Schizoid patients are patients who need intensive and long-term work, but due to misdiagnosis and difficulties in the relationship of schizoid patients, their application to therapy is delayed.
Schizoid personality disorder is not a psychotic disorder. In other words, his ability to evaluate reality is not impaired, only the anxiety and disconnection he experiences in establishing a relationship makes it difficult to establish a relationship. However, traumas experienced by the caregiver as a result of neglect and occupation in the early period bring this disease closer to psychosis and may apply to the clinic with a brief psychotic attack.

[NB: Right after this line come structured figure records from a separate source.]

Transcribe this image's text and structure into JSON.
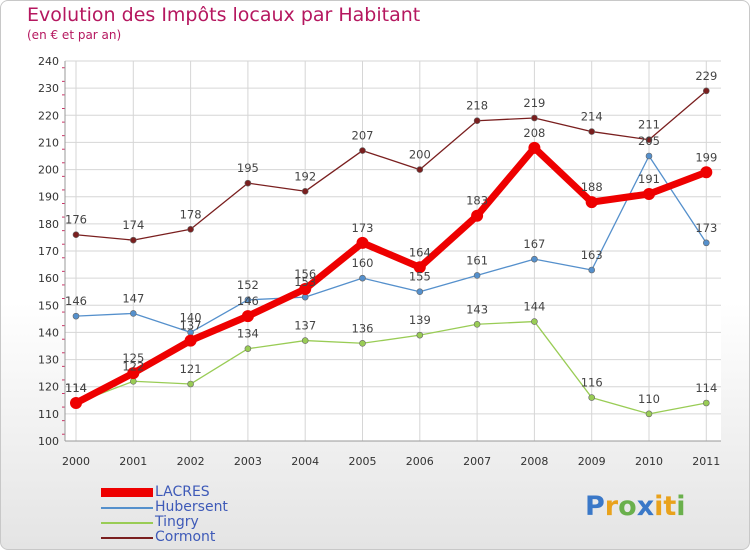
{
  "title": "Evolution des Impôts locaux par Habitant",
  "subtitle": "(en € et par an)",
  "chart_data": {
    "type": "line",
    "title": "Evolution des Impôts locaux par Habitant",
    "subtitle": "(en € et par an)",
    "x": [
      "2000",
      "2001",
      "2002",
      "2003",
      "2004",
      "2005",
      "2006",
      "2007",
      "2008",
      "2009",
      "2010",
      "2011"
    ],
    "ylim": [
      100,
      240
    ],
    "yticks": [
      100,
      110,
      120,
      130,
      140,
      150,
      160,
      170,
      180,
      190,
      200,
      210,
      220,
      230,
      240
    ],
    "grid": true,
    "xlabel": "",
    "ylabel": "",
    "series": [
      {
        "name": "Cormont",
        "color": "#7a1f1f",
        "values": [
          176,
          174,
          178,
          195,
          192,
          207,
          200,
          218,
          219,
          214,
          211,
          229
        ]
      },
      {
        "name": "Tingry",
        "color": "#99cc55",
        "values": [
          114,
          122,
          121,
          134,
          137,
          136,
          139,
          143,
          144,
          116,
          110,
          114
        ]
      },
      {
        "name": "Hubersent",
        "color": "#5590cc",
        "values": [
          146,
          147,
          140,
          152,
          153,
          160,
          155,
          161,
          167,
          163,
          205,
          173
        ]
      },
      {
        "name": "LACRES",
        "color": "#ee0000",
        "values": [
          114,
          125,
          137,
          146,
          156,
          173,
          164,
          183,
          208,
          188,
          191,
          199
        ]
      }
    ]
  },
  "legend": [
    {
      "label": "LACRES",
      "color": "#ee0000"
    },
    {
      "label": "Hubersent",
      "color": "#5590cc"
    },
    {
      "label": "Tingry",
      "color": "#99cc55"
    },
    {
      "label": "Cormont",
      "color": "#7a1f1f"
    }
  ],
  "logo": {
    "text": "Proxiti",
    "letter_colors": [
      "#3a78c8",
      "#e9a21c",
      "#6ab04c",
      "#3a78c8",
      "#e9a21c",
      "#e9a21c",
      "#6ab04c"
    ]
  }
}
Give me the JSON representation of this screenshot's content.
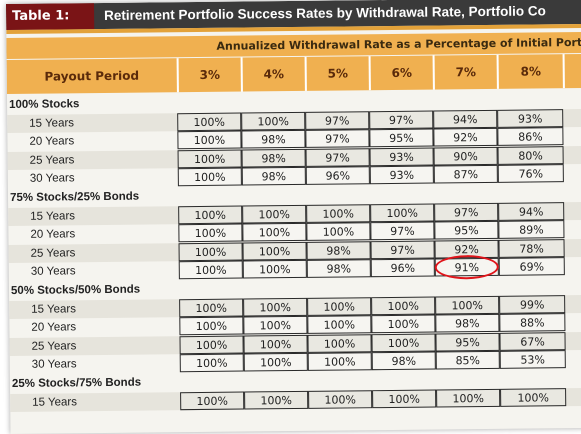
{
  "title": {
    "tag": "Table 1:",
    "text": "Retirement Portfolio Success Rates by Withdrawal Rate, Portfolio Co"
  },
  "annualized_header": "Annualized Withdrawal Rate as a Percentage of Initial Portfoli",
  "columns": {
    "payout": "Payout Period",
    "rates": [
      "3%",
      "4%",
      "5%",
      "6%",
      "7%",
      "8%"
    ]
  },
  "colors": {
    "title_bg": "#3a3a3a",
    "title_tag_bg": "#7a1416",
    "header_orange": "#f0b050",
    "highlight": "#e0141a"
  },
  "groups": [
    {
      "label": "100% Stocks",
      "rows": [
        {
          "period": "15 Years",
          "values": [
            "100%",
            "100%",
            "97%",
            "97%",
            "94%",
            "93%"
          ]
        },
        {
          "period": "20 Years",
          "values": [
            "100%",
            "98%",
            "97%",
            "95%",
            "92%",
            "86%"
          ]
        },
        {
          "period": "25 Years",
          "values": [
            "100%",
            "98%",
            "97%",
            "93%",
            "90%",
            "80%"
          ]
        },
        {
          "period": "30 Years",
          "values": [
            "100%",
            "98%",
            "96%",
            "93%",
            "87%",
            "76%"
          ]
        }
      ]
    },
    {
      "label": "75% Stocks/25% Bonds",
      "rows": [
        {
          "period": "15 Years",
          "values": [
            "100%",
            "100%",
            "100%",
            "100%",
            "97%",
            "94%"
          ]
        },
        {
          "period": "20 Years",
          "values": [
            "100%",
            "100%",
            "100%",
            "97%",
            "95%",
            "89%"
          ]
        },
        {
          "period": "25 Years",
          "values": [
            "100%",
            "100%",
            "98%",
            "97%",
            "92%",
            "78%"
          ]
        },
        {
          "period": "30 Years",
          "values": [
            "100%",
            "100%",
            "98%",
            "96%",
            "91%",
            "69%"
          ]
        }
      ]
    },
    {
      "label": "50% Stocks/50% Bonds",
      "rows": [
        {
          "period": "15 Years",
          "values": [
            "100%",
            "100%",
            "100%",
            "100%",
            "100%",
            "99%"
          ]
        },
        {
          "period": "20 Years",
          "values": [
            "100%",
            "100%",
            "100%",
            "100%",
            "98%",
            "88%"
          ]
        },
        {
          "period": "25 Years",
          "values": [
            "100%",
            "100%",
            "100%",
            "100%",
            "95%",
            "67%"
          ]
        },
        {
          "period": "30 Years",
          "values": [
            "100%",
            "100%",
            "100%",
            "98%",
            "85%",
            "53%"
          ]
        }
      ]
    },
    {
      "label": "25% Stocks/75% Bonds",
      "rows": [
        {
          "period": "15 Years",
          "values": [
            "100%",
            "100%",
            "100%",
            "100%",
            "100%",
            "100%"
          ]
        }
      ]
    }
  ],
  "highlighted_cell": {
    "group": 1,
    "row": 3,
    "column": 4
  }
}
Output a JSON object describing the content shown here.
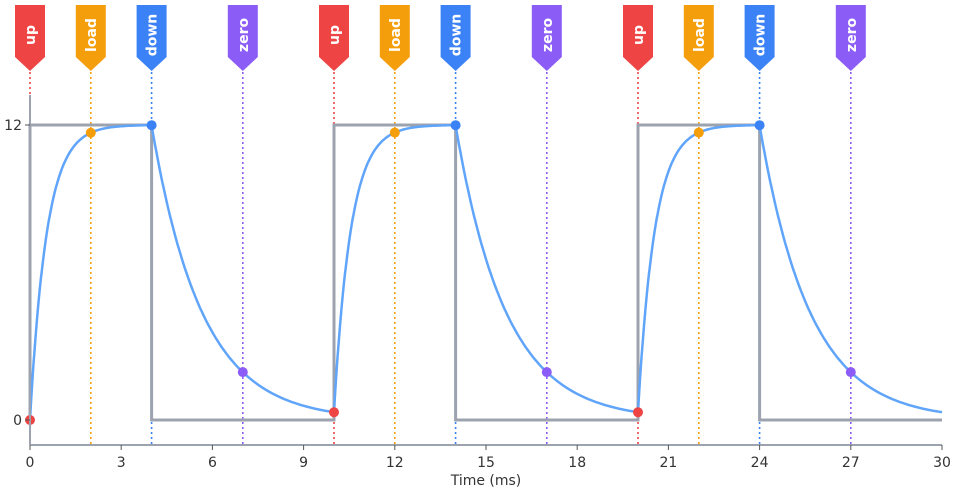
{
  "chart_data": {
    "type": "line",
    "xlabel": "Time (ms)",
    "ylabel": "",
    "xlim": [
      0,
      30
    ],
    "ylim": [
      0,
      12
    ],
    "xticks": [
      0,
      3,
      6,
      9,
      12,
      15,
      18,
      21,
      24,
      27,
      30
    ],
    "yticks": [
      0,
      12
    ],
    "grid": false,
    "series": [
      {
        "kind": "square-wave",
        "color": "#9ca3af",
        "steps": [
          [
            0,
            12
          ],
          [
            4,
            0
          ],
          [
            10,
            12
          ],
          [
            14,
            0
          ],
          [
            20,
            12
          ],
          [
            24,
            0
          ],
          [
            30,
            0
          ]
        ]
      },
      {
        "kind": "rc-response",
        "color": "#60a5fa",
        "high": 12,
        "low": 0,
        "tau_rise_ms": 0.55,
        "tau_fall_ms": 1.65
      }
    ],
    "events": [
      {
        "label": "up",
        "t": 0,
        "color": "#ef4444"
      },
      {
        "label": "load",
        "t": 2,
        "color": "#f59e0b"
      },
      {
        "label": "down",
        "t": 4,
        "color": "#3b82f6"
      },
      {
        "label": "zero",
        "t": 7,
        "color": "#8b5cf6"
      },
      {
        "label": "up",
        "t": 10,
        "color": "#ef4444"
      },
      {
        "label": "load",
        "t": 12,
        "color": "#f59e0b"
      },
      {
        "label": "down",
        "t": 14,
        "color": "#3b82f6"
      },
      {
        "label": "zero",
        "t": 17,
        "color": "#8b5cf6"
      },
      {
        "label": "up",
        "t": 20,
        "color": "#ef4444"
      },
      {
        "label": "load",
        "t": 22,
        "color": "#f59e0b"
      },
      {
        "label": "down",
        "t": 24,
        "color": "#3b82f6"
      },
      {
        "label": "zero",
        "t": 27,
        "color": "#8b5cf6"
      }
    ]
  }
}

In order to overcome the difficulties experienced in the therapy of schizoid patients, the framework of the therapy and the therapist’s posture are of great importance. For example, it is necessary to realize the difficulties experienced by the patient in the relationship and interpret them. The therapist pretending to read the patient’s mind creates feelings of fear and panic. The therapist’s attempt to impose the agenda in his mind makes the patient feel occupied. The therapist’s prolonged eye contact with the patient complicates the therapy.
The main agenda of schizoid patients is the fear of reliving the trauma (with the caregiver) experienced in the early period. When we look at the developmental history of the schizoid patient, it was observed that she had an anxious and avoidant attachment to her primary caregiver in the early period.